Appellant concedes because he failed to object to the instruction, this Court must find plain error in order to reverse.

R.C. 2923.03(D) provides:

If an alleged accomplice of the defendant testifies against the defendant in a case in which the defendant is charged with complicity in the commission of or an attempt to commit an offense, an attempt to commit an offense, or an offense, the court, when it charges the jury, shall state substantially the following:

"The testimony of an accomplice does not become inadmissible because of his complicity, moral turpitude, or self-interest, but the admitted or claimed complicity of a witness may affect his credibility and make his testimony subject to grave suspicion, and require that it be weighed with great caution.

It is for you, as jurors, in the light of all the facts presented to you form the witness stand, to evaluate such testimony and to determine its quality and worth or its lack of quality and worth."

We begin by noting the trial court's instruction on this issue followed, verbatim, the recommended alternative instruction on accomplice testimony set forth in 4 OJI 405.41. The trial court omitted the portion of R.C. 2923.03(D) which provides "[t]he testimony of an accomplice does not become inadmissible because of his complicity, moral turpitude, or self-interest." However, the trial court did instruct the jury that it should view Pointer's testimony with grave suspicion, and weigh it with great caution. Although the better practice would be to give the entire instruction as set forth in the statute, we do not find error, let alone plain error, in the trial court's omission of the language regarding an accomplice's complicity, moral turpitude, or self-interest.
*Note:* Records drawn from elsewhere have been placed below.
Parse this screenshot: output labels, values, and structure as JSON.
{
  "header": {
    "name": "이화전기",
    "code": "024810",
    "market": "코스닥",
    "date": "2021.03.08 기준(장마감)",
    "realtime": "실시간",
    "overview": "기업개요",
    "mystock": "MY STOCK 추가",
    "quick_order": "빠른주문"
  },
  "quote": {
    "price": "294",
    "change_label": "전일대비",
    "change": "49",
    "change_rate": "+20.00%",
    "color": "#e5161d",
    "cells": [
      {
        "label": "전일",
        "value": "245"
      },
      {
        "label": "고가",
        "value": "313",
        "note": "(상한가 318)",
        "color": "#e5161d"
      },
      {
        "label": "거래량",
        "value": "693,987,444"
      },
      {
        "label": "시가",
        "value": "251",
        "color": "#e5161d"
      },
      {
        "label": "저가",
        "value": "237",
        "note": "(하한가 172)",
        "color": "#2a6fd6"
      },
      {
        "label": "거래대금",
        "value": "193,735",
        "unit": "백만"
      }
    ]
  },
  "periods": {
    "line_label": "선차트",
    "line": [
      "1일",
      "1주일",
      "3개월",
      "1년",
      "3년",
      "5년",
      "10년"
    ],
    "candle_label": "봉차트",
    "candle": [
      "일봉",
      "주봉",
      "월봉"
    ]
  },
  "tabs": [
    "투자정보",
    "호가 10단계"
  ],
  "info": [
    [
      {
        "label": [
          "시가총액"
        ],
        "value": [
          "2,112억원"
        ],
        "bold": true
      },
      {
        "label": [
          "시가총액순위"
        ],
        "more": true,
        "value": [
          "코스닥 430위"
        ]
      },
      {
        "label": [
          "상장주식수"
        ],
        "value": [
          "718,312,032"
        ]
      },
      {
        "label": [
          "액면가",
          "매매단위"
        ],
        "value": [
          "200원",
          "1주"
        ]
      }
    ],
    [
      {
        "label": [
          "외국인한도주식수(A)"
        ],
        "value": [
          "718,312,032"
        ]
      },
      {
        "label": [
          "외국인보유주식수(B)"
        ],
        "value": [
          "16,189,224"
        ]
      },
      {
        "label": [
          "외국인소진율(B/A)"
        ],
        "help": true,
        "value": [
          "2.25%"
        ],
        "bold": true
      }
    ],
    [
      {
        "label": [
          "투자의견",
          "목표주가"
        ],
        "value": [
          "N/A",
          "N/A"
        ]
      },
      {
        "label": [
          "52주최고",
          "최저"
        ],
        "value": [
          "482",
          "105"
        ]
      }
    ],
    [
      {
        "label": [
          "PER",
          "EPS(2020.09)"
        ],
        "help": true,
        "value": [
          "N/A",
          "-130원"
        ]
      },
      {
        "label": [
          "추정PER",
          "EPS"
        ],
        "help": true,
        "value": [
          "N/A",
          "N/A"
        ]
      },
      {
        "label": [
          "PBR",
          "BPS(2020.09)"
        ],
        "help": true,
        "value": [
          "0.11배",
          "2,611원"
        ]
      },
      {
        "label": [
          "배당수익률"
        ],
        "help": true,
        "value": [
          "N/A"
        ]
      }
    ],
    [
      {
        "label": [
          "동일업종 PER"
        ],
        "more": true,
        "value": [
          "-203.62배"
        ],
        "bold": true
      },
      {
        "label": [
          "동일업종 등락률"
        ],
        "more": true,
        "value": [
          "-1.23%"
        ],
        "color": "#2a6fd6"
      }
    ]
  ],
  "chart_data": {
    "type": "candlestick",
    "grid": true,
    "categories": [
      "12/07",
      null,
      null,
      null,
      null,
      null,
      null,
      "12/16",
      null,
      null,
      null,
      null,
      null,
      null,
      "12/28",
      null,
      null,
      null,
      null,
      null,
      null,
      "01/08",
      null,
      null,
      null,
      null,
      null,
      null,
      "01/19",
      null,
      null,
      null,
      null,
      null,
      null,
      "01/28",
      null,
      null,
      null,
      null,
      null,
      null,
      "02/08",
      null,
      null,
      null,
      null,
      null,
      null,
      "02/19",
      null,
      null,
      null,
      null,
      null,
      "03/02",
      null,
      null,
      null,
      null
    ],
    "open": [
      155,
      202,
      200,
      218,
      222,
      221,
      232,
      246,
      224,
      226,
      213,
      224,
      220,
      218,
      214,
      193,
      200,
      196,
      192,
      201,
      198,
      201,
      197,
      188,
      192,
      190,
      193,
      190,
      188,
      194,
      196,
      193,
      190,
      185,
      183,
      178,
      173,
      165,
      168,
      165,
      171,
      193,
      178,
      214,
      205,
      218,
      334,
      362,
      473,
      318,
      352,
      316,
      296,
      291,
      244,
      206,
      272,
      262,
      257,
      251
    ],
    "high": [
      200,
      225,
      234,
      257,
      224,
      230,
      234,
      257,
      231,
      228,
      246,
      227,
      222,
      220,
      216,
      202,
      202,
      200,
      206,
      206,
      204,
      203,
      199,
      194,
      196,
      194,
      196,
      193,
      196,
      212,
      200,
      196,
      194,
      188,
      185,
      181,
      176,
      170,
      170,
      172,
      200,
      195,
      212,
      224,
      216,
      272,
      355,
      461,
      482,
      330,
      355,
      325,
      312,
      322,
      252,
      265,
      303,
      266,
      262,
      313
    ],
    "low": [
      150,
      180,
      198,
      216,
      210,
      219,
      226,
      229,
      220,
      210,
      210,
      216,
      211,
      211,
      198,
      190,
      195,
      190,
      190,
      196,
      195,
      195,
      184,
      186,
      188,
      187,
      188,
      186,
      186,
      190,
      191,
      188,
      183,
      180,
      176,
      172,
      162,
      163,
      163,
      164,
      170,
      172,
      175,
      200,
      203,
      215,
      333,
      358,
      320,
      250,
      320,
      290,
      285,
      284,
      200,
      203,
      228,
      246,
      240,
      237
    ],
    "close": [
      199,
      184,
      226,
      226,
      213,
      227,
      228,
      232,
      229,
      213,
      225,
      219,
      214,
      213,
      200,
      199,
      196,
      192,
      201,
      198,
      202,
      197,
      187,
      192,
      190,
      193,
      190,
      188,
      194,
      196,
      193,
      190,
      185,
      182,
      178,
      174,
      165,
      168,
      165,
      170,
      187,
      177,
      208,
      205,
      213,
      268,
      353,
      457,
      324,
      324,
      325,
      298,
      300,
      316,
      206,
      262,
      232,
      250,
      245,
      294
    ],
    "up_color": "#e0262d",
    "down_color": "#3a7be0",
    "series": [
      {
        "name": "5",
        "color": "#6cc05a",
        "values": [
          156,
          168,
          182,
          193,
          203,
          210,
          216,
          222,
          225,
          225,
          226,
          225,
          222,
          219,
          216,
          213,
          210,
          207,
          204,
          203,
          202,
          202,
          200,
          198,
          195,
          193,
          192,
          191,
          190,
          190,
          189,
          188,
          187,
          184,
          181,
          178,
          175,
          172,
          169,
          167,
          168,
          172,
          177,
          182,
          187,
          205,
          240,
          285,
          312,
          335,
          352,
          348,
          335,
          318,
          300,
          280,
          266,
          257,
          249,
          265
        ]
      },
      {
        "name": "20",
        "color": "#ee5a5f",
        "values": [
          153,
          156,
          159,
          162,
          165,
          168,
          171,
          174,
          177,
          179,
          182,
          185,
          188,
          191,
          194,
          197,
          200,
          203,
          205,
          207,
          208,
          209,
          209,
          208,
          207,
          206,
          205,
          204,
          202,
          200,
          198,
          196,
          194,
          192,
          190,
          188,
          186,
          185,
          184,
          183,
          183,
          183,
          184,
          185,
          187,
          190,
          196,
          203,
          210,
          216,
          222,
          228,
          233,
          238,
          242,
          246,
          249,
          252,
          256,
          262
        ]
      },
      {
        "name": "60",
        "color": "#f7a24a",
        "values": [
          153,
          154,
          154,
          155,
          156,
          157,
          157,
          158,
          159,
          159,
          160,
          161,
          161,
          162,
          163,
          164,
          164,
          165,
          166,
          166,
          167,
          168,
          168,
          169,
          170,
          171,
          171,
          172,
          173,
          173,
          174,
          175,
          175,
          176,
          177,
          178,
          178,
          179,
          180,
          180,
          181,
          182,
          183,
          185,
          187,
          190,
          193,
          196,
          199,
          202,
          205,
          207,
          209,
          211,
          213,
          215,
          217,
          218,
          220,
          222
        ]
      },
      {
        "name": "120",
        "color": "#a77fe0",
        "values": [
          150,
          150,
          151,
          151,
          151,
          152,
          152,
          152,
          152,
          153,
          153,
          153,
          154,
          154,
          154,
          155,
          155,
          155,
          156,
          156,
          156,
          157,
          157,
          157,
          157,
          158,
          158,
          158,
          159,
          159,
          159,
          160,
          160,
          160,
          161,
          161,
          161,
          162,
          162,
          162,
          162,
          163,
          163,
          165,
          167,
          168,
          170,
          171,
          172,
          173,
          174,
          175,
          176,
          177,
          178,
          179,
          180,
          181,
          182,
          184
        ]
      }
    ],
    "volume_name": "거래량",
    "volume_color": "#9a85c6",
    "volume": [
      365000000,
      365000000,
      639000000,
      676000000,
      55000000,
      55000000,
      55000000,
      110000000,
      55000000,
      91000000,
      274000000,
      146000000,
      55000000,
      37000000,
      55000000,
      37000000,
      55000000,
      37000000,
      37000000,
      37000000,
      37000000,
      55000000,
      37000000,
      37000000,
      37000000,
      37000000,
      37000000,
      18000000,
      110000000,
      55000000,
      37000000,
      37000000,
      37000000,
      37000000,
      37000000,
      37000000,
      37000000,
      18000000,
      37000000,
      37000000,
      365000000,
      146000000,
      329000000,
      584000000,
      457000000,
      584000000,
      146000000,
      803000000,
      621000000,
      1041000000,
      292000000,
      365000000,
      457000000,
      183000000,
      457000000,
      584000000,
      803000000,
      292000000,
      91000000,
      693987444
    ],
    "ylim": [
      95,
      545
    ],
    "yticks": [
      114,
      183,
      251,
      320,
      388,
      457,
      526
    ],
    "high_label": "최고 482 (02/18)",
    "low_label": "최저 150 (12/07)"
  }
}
As the Second District Court of Appeals stated inState v. McCoy (Feb. 2, 1994), Clark App. No. 3033, unreported:

The essence of the . . . admonition [of R.C. 2923.03(D)] is that in determining credibility, the jury should view accomplice testimony with great caution because of the motive for falsification which may be present in such testimony. While it is evident that the trial court did not recite the specific admonition of R.C. 2923.02(D) [sic], reviewing the court's charge in its entirety we conclude that the essence of the admonition contained in R.C. 2923.02(D) [sic] was substantially concluded in the court's instruction.

After examining the record in the case sub judice, we cannot conclude that but for the failure of the trial court to strictly comply with the jury instruction regarding the evaluation of accomplice testimony, the outcome of this trial would have been otherwise.

The third assignment of error is overruled.

The judgment of Richland County Court of Common Pleas is affirmed.

By: Hoffman, P.J., Reader, J. and Wise, J. concur

JUDGMENT ENTRY CASE NO. 96-CA-104

For the reasons stated in our accompanying Memorandum-Opinion, the judgment of the Richland County Court of Common Pleas is affirmed. Costs assessed to appellant.